Hi Richard,
last week I did a test and it worked, but it was not what I needed.
Probably it was a port already in need to upgrade.
I have a system now where all ports are up-to-date (as of "port outdated").
If I issue e.g.
port -n upgrade --force --no-rev-upgrade gtk2
It takes it time to recompile gtk2... I actually see "Building gtk2" [* * *]
If I do
port -n upgrade --force --no-rev-upgrade harfbuzz
it completes in a matter of seconds... and the ol' MacBook isn't that
fast :)
I see cleaning, uninstalling, cleaning, installing activating,
cleaning... but never configure/building!
Why?
Regards,
Riccardo
Richard L. Hamilton wrote:
To explain:
-n prevents rebuilding ports that the ports being upgraded (works with install
too I suppose, but there should be no need for that) depend on; it may cause
failure if they're not already installed and up-to-date
--force forces upgrading even of a port that's current; but without the -n,
that would apply to everything it depends on too, which is slow and might cause
more problems (esp. if there are issues with any of the build tools used)

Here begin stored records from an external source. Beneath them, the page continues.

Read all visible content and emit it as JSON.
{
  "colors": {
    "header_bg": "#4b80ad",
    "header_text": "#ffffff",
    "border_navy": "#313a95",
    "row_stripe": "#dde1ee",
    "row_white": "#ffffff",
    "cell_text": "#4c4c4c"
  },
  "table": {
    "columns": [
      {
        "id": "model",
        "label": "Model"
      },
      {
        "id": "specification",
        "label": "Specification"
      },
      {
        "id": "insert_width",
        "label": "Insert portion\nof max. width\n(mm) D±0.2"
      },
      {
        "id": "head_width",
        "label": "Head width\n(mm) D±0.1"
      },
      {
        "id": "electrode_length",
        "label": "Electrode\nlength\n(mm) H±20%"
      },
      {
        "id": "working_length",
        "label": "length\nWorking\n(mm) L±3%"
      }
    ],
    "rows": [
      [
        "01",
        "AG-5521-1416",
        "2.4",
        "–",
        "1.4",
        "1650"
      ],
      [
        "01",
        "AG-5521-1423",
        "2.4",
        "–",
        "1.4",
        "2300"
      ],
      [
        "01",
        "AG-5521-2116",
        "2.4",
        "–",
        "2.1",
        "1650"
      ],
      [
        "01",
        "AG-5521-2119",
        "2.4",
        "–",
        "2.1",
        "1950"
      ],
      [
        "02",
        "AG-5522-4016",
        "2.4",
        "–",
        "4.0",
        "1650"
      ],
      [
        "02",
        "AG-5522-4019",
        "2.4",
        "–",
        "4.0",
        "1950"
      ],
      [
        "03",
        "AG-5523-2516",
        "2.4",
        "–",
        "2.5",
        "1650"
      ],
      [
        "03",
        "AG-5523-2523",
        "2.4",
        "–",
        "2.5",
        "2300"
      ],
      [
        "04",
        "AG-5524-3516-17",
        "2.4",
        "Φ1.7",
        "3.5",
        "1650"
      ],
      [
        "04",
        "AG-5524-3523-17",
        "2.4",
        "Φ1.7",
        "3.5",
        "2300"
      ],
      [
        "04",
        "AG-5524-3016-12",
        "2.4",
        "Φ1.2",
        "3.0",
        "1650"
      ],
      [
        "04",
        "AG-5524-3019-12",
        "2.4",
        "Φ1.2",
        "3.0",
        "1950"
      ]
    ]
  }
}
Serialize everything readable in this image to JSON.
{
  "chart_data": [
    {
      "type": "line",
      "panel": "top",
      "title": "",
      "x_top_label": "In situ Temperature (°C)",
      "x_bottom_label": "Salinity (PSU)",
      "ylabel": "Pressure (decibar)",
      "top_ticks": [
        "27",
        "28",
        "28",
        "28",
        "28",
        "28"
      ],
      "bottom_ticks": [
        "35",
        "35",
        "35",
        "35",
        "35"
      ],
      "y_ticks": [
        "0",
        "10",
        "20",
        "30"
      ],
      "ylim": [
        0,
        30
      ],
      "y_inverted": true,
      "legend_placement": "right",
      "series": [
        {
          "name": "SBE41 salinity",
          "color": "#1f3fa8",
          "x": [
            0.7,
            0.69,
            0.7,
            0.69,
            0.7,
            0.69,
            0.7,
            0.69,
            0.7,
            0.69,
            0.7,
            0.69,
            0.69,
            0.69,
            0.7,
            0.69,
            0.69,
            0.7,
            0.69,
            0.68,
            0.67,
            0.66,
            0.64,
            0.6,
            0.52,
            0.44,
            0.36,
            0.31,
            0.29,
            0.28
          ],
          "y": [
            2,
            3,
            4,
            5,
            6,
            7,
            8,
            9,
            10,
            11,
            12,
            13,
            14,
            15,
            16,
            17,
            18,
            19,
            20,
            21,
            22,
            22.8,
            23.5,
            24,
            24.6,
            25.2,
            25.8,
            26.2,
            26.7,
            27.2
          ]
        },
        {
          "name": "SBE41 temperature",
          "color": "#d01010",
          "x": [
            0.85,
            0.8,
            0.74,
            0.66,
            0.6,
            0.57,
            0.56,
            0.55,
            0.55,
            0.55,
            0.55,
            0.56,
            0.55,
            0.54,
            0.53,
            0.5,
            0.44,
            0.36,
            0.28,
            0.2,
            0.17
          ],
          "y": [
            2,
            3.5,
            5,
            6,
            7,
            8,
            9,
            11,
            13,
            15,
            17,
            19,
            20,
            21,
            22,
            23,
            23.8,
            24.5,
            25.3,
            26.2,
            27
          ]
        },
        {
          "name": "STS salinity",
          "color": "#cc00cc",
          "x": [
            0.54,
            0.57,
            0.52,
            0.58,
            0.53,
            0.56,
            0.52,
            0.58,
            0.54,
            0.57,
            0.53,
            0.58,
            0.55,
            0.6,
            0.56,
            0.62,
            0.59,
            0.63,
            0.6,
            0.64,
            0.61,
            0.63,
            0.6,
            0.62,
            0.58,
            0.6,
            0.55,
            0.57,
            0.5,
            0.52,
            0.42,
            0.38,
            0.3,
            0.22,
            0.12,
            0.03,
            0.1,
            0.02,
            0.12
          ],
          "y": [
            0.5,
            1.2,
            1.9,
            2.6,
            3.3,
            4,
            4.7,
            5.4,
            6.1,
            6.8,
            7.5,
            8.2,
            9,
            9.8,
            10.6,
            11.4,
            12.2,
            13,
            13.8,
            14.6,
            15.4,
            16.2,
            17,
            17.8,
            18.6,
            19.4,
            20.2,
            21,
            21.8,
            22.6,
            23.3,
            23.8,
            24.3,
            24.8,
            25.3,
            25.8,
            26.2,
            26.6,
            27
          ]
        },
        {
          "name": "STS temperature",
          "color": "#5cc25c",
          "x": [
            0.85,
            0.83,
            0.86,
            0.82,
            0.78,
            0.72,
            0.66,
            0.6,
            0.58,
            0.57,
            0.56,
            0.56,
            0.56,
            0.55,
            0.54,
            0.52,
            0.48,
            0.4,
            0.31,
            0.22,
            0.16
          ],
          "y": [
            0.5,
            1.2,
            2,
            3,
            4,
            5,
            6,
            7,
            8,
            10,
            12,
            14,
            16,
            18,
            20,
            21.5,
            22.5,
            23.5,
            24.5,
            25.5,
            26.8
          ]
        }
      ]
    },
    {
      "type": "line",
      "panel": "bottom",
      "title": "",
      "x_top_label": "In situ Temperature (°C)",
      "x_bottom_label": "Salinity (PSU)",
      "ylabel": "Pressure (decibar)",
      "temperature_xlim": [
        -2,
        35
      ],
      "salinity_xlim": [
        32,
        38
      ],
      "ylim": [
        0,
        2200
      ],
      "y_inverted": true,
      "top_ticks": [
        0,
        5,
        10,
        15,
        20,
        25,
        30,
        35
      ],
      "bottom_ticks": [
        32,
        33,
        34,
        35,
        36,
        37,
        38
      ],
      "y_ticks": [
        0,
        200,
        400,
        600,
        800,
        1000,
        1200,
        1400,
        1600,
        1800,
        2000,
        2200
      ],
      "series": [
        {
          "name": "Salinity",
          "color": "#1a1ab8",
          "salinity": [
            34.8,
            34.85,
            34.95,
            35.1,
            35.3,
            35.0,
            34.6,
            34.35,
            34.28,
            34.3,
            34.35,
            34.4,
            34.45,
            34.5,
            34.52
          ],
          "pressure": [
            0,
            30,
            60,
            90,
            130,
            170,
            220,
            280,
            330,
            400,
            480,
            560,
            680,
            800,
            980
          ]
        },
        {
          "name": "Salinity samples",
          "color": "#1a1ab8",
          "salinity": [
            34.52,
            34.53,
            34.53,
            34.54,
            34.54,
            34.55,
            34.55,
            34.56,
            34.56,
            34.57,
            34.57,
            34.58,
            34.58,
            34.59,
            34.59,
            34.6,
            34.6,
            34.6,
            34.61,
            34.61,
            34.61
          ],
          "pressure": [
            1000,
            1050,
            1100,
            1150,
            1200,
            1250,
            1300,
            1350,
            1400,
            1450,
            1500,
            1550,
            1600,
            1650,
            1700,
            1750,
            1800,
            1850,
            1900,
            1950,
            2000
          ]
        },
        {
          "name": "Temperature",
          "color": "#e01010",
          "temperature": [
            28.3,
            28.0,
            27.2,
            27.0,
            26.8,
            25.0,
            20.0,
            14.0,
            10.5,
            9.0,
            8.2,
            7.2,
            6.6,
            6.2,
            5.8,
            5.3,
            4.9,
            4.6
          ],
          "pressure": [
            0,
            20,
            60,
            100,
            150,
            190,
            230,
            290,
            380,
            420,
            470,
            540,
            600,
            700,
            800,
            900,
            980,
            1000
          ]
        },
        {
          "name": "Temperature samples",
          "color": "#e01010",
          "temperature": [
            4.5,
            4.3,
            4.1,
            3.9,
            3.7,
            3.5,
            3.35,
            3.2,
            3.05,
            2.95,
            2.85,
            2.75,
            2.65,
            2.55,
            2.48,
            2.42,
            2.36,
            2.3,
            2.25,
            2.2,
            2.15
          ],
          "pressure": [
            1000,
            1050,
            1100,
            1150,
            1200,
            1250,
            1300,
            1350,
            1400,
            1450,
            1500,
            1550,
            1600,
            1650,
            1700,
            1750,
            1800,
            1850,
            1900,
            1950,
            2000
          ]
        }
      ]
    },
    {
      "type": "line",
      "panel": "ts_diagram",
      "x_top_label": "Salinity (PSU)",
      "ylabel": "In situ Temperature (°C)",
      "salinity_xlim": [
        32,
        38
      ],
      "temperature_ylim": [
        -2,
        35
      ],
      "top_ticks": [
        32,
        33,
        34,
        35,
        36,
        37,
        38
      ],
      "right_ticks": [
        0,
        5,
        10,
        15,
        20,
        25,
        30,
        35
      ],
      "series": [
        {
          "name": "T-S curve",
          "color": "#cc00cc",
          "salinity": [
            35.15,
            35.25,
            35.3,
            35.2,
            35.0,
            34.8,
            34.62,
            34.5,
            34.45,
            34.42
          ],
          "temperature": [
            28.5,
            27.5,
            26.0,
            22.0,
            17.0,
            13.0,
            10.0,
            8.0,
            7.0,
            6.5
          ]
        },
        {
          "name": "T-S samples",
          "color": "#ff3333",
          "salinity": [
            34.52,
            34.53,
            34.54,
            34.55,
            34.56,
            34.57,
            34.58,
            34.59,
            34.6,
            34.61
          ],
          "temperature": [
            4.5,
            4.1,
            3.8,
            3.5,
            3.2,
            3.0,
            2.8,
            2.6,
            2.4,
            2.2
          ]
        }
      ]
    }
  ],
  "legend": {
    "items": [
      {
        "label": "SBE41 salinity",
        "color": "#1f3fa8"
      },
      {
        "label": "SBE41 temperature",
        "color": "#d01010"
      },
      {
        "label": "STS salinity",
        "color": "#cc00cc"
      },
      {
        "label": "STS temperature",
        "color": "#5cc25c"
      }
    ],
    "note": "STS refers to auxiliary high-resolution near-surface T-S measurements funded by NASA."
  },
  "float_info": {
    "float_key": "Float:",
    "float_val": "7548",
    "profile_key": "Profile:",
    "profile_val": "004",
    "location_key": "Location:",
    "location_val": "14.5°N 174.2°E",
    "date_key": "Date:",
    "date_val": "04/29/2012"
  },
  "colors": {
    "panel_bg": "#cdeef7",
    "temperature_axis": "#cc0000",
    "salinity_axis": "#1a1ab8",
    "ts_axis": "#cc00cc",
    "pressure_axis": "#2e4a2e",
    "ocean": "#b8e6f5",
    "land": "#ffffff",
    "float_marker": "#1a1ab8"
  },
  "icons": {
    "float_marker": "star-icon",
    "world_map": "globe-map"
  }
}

--no-rev-upgrade because while the check for broken ports is usually good, it
might get in the way in this sort of situation; and because one might be
repeating the command one port at a time for more than one port (separate
commands so it tries them all even if one fails), and since the check is a bit
slow, that saves time
This is rather far down the list of what one should try, because normally -n is not a
good idea (although it can make sense to limit --force), and because ideally one would
just do "port upgrade" and let it sort out what needs doing. But clearly it
helps sometimes when things aren't right and you don't want to do more than necessary.